Похохотали всласть, от души.

После того, как народ разошёлся, Минин с Подеевым долго ещё толковали на крыльце, поглядывая на ярко освещённый полной луной двор. Мерещилось Кузьме, что внезапь очутился он на гребне родных Дятловых гор над Волгою, и ширь перед ним великая, и даль нескончаемая, так что за колокольней Никольской церкви в Балахне, в двадцати вёрстах, ещё не видно предела лесам да пажитям. Где найти схожее раздолье, в каких иных местах?..

И уже узнав о всех нижегородских новостях, расспросив про торг и посадское житьё, Кузьма осведомился о доме:

   — Каково Татьяне-то без меня?

Старик засуетился, кинулся в избу, принёс свою суму и достал оттуда небольшой узелок.

Кузьма развернул паволоку, в лунном свете остро блеснули на ладони бирюзовые серёжки.

   — Последнюю украсу отдала, не пожалела, — сказал он Подееву дрогнувшим голосом.

ГЛАВА ПЯТАЯ

1

До глубокой ночи бодрствовал отец Мело, читая трактаты о Московии бывшего апостольского легата и викария всех северных стран Антонио Посевино. Исполняя волю ордена Иисуса, легат успешно «мирил» Батория с Грозным, с неистощимым усердием проповедовал церковную унию и был покровителем первого русского самозванца. Легата удручало невежество русских, но он не склонен был отчаиваться и ставил в образец некоего миссионера, насаждавшего католическую религию в Эфиопии целых тридцать лет и в конце концов добившегося удачи. Примером своего терпения, с восхищением отмечал Посевино, тот миссионер проторил другим дорогу, на которую они должны ступить.

Для Мело были не новы мысли о терпении, необходимом для святого дела, они поднимали его дух ещё до коломенских бдений над присланными издалека книгами-инструкциями — в мозглом сумраке русских темниц.

Великие потрачены усилия, чтобы распространить на Руси единственно спасительные догматы Римской церкви, не допуская вольнодумства охватившей целые государства Реформации, но плоды оказались скудны и с горечью: Русь сочла за единое зло и костёл и кирху. Для неё что католики, что лютеры были одинако чужды, ибо все они носили доспехи захватчиков. И есть ли смысл по-прежнему уповать на унию, видя не успокоение, а ожесточение рутенов? Не напрасны ли будут затеянные труды? И стоит ли впредь надеяться на умножение прозелитов, рассылая по дорогам Московии своих людей?..

Зашелестела переворачиваемая страница, и качнулся зыбкий огонёк свечи. Мело поднял голову, глянул замутнённым взором на раскрытую постель под пышным балдахином, устроенным недавно попечением сердобольной Марины. Старый аскет был донельзя растроган такой заботой и поневоле смирился с неугодным ему роскошеством, хоть оно навязчиво и укорно лезло на глаза. Раньше Мело не давал себе никаких поблажек, не падок был на мирские соблазны, презирал их, а тут даже не обнаружил в себе слабого протеста. Верно, уже одолевала его неумолимая старость, влекла к покою и теплу. Отводя взгляд от балдахина, Мело принахмурился, недовольный собой.

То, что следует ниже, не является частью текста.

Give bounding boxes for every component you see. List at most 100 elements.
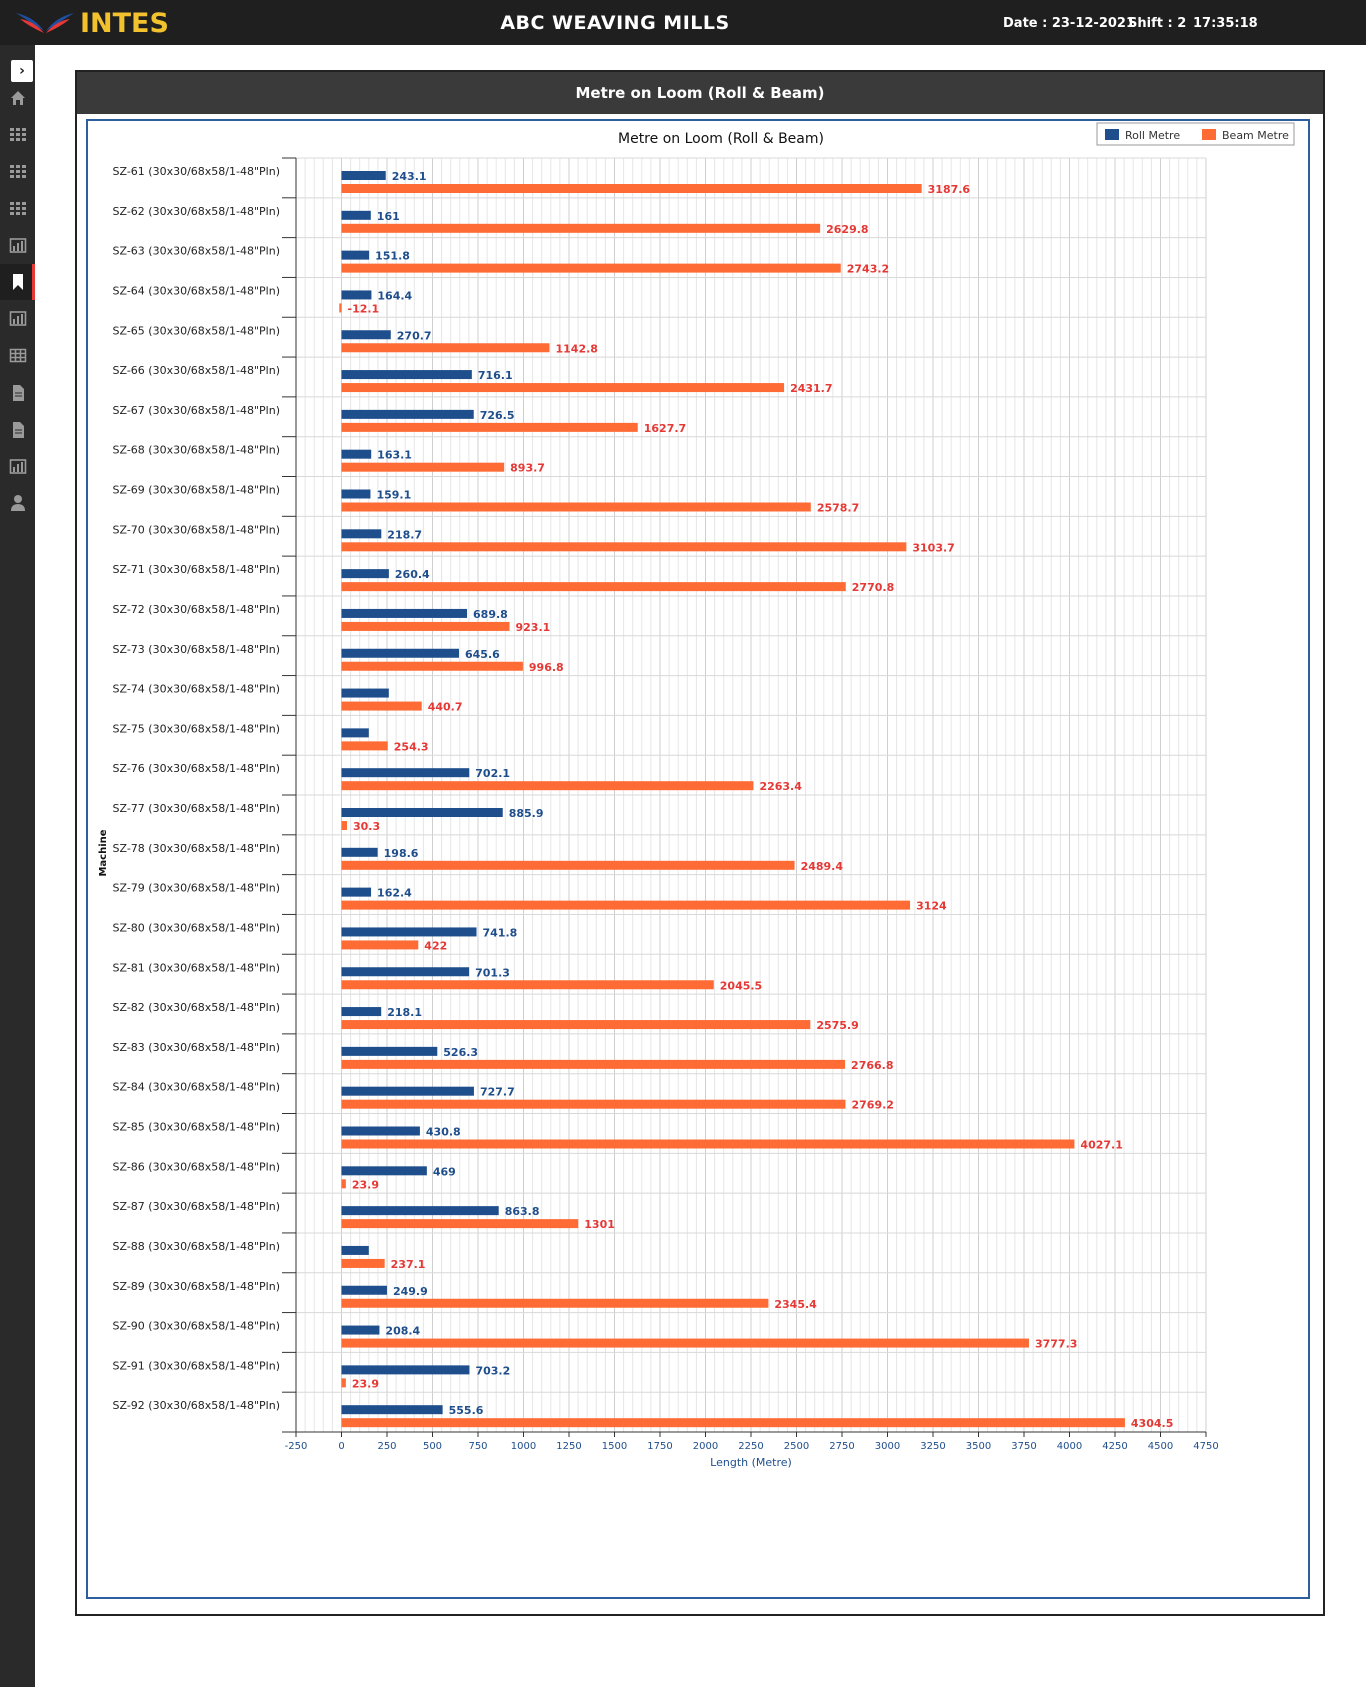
y-axis-title: Machine bbox=[98, 829, 109, 876]
wings-icon bbox=[16, 13, 74, 33]
x-tick-label: 2750 bbox=[829, 1441, 854, 1452]
roll-metre-bar bbox=[341, 290, 372, 300]
beam-metre-label: 2770.8 bbox=[852, 581, 894, 594]
beam-metre-label: 2345.4 bbox=[774, 1298, 817, 1311]
sidebar-toggle-button[interactable]: › bbox=[11, 60, 33, 82]
beam-metre-bar bbox=[341, 1099, 846, 1109]
sidebar-item-10[interactable] bbox=[0, 412, 35, 448]
sidebar-item-5[interactable] bbox=[0, 228, 35, 264]
beam-metre-bar bbox=[341, 661, 523, 671]
sidebar-item-7[interactable] bbox=[0, 301, 35, 337]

Он поднял занемевшую сухую плоть с жёсткого кресла, взял обкапанный воском подсвечник и через сени прошёл из кельи на двор.

Колюче посверкивающие звёзды, как налитые светом головки раскидистого репейника, нависали над спящей Коломной. Вселенская цепенящая тишина нисходила с небес. Лишь изредка перекликалась стража на стенах, но голоса звучали в беспредельности, словно в голой пустыне, жалко и немощно. Великих пространств им не осилить.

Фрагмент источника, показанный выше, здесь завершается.